Liveable application landscapes

Sarah Mei published a Twitter moment titled Livable Code. The moment’s description reads:

“The modern practice of software isn’t much like architecture or construction. The buildings are largely built. These days, we make a pre-built space work for whoever lives there.”

Sarah talked about the differences between a staged house and a liveable house, and uses this as an analogy to discuss codebases in textbooks vs. in real-life systems. Go read these tweets, although I’ll mostly just riff on the description. I’ll wait.

Let this sink in:

“The buildings are largely built. These days, we make a pre-built space work for whoever lives there.”

I still see a surprising amount of custom software development in companies, but I’m convinced we’ll see better decisions on what to build and, more importantly, what not to build in the future. Building software to “make a pre-built space [i.e. COTS software] work for [the company and its people]” can be very worthwhile, writing yet another variation of CRUD code for customer addresses or basic product information usually less so.

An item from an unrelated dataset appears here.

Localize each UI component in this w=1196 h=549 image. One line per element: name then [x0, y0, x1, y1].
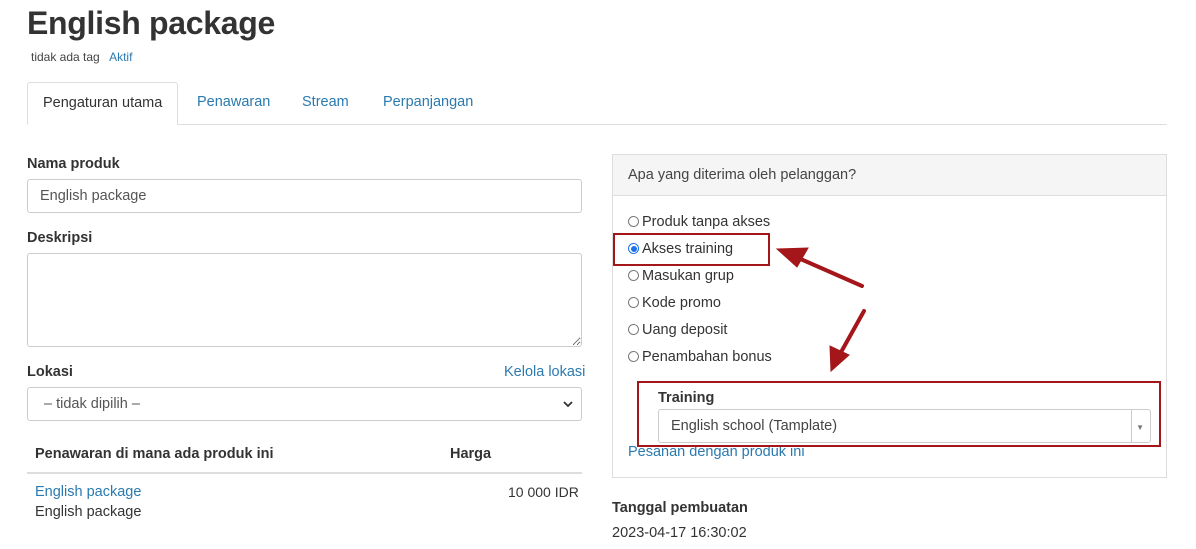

As a side note, “[making] a pre-built space work for whoever lives there” seems to be what a sizeable chunk of today’s practice of architecture and construction is about. In this context, I enjoyed How Buildings Learn: What Happens After They’re Built by Stewart Brand very much.

In the early 2000s when Enterprise Application Integration was all the rage, Gartner predicted that companies would begin differentiating themselves less by the features of their applications rather than by the way they integrate these applications. This statement resonated deeply with me and I’ve been waiting for it to become true ever since. (OK, so this might actually be true, but I’ve been waiting for it to become a conscious decision.)

This integration, together with modelling concepts and activities in terms of COTS applications’ data structures and functions, is what makes applications (i.e. pre-built spaces) liveable (i.e. “work for whoever lives [with them]”).

While Sarah wrote about code, I’m convinced her insights apply equally well on higher levels of aggregation such as applications, a company’s landscape of applications and beyond the organization’s boundary into the shared enterprise (i.e. customers, suppliers, partners, and beyond).

To me, “[making] a pre-built space work for whoever lives there” is a powerful metaphor and honourable work.

Sarah, thank you for that.


Update 2017–04–03: Gene Hughson wrote on habitability or liveability of software.